Assignment – Tidying and Transforming Data

We are given a .csv file containing disjointed data for two airlines - “Alaska” and “AM WEST”, the five airports that they operate out of, and their respective arrival and departure delays. Use ‘tidyr’ and ‘dplyr’ to tidy and transform the data. Perform an analysis to compare the arrival delays for the two airlines.

Read data from my github repository

airlines <- read.csv(file = "https://raw.githubusercontent.com/carolc57/Data607-Fall23/main/Airlines.csv", header = TRUE, sep = ",", na.strings = "")

#display data
kable(airlines, format = "markdown")
X X.1 Los..Angeles Phoenix San..Diego San..Francisco Seattle
ALASKA on time 497 221 212 503 1841
NA delayed 62 12 20 102 305
NA NA NA NA NA NA NA
AM WEST on time 694 4840 383 320 201
NA delayed 117 415 65 129 61
#rename airlines to preserve original file
t_airlines <- airlines

Let the tidying begin…

#rename columns 1 and 2 
names(t_airlines)[1] <- "Airlines"
names(t_airlines)[2] <- "Arrival_Status"

#Add airline names to blank column adjacent to delayed status 
t_airlines[2,1] <- "ALASKA"
t_airlines[5,1] <- "AM WEST"

#remove NA rows
t_airlines <- t_airlines[!apply(is.na(t_airlines[1:7]),1,all), ]

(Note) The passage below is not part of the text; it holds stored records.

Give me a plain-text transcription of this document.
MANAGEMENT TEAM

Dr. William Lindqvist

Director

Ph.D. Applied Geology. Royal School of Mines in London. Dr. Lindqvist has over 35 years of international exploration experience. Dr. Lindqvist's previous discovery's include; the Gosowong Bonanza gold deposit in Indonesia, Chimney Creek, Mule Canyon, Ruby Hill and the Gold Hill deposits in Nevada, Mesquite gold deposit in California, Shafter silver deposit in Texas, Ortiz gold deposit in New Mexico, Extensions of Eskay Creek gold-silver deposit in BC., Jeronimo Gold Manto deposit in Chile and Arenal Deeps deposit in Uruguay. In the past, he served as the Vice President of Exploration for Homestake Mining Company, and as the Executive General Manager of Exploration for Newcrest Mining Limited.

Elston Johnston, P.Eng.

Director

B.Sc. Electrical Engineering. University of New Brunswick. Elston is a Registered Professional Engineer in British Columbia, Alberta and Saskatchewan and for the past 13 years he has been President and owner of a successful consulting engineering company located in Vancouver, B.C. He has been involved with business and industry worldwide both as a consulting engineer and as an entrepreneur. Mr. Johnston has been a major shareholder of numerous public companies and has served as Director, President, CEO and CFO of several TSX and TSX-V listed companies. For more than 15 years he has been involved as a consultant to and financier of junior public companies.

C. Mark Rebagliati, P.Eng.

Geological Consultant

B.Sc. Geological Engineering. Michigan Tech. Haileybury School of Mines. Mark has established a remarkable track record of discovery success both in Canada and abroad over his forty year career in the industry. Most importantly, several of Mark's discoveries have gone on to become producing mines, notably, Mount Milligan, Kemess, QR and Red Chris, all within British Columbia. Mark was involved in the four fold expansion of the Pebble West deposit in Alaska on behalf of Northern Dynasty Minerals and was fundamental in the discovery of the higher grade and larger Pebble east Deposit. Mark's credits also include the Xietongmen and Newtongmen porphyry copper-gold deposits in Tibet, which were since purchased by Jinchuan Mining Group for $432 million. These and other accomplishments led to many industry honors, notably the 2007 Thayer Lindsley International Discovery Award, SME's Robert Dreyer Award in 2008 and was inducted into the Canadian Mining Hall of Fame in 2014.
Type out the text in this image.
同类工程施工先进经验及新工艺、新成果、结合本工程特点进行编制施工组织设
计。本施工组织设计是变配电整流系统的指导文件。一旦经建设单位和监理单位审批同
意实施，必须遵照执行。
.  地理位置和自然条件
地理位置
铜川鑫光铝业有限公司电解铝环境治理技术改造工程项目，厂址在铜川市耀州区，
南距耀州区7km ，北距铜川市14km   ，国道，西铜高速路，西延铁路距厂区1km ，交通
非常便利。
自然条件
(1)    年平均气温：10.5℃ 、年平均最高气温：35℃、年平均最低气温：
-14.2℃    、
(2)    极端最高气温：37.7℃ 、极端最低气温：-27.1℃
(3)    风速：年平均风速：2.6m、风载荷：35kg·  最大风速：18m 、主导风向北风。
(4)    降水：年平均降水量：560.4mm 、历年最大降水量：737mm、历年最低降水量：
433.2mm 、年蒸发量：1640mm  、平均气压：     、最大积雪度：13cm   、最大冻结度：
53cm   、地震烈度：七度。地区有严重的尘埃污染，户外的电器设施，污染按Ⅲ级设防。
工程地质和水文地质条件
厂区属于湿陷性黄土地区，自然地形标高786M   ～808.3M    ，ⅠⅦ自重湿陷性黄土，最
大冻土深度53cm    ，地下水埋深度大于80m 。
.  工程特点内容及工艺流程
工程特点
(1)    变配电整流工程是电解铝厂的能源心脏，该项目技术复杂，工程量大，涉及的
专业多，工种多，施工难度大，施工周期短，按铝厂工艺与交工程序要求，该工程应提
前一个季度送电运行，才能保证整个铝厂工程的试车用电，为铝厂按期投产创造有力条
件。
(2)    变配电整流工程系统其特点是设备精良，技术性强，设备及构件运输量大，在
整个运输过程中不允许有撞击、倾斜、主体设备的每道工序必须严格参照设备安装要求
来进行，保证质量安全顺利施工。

kable(t_airlines, format = "markdown")
Airlines Arrival_Status Los..Angeles Phoenix San..Diego San..Francisco Seattle
1 ALASKA on time 497 221 212 503 1841
2 ALASKA delayed 62 12 20 102 305
4 AM WEST on time 694 4840 383 320 201
5 AM WEST delayed 117 415 65 129 61

Transform data from wide to long; filter for delayed flights only

#transform from wide to long

t_airlines2 <- t_airlines  |>
  pivot_longer(cols = 3:7, 
               names_to = "City",
               values_to = "Count") |>
  filter(Arrival_Status =="delayed")            #because we're only interested in delayed flights for our analysis

kable(t_airlines2,format = "markdown")
Airlines Arrival_Status City Count
ALASKA delayed Los..Angeles 62
ALASKA delayed Phoenix 12
ALASKA delayed San..Diego 20
ALASKA delayed San..Francisco 102
ALASKA delayed Seattle 305
AM WEST delayed Los..Angeles 117
AM WEST delayed Phoenix 415
AM WEST delayed San..Diego 65
AM WEST delayed San..Francisco 129
AM WEST delayed Seattle 61

Lets see the performance of these airlines by city

flightsbycity <- t_airlines2 |> select(Airlines, City, Count) %>% 
      group_by(Airlines, City) %>% 
      summarise(total = sum(Count)) %>% 
      mutate(percent           = round(total/sum(total) * 100, 2),
             percent_formatted = paste0(round(total/sum(total) * 100, 1), "%"),
             total_flights     = sum(total)) 
## `summarise()` has grouped output by 'Airlines'. You can override using the
## `.groups` argument.
flights_city <- as.data.frame(flightsbycity)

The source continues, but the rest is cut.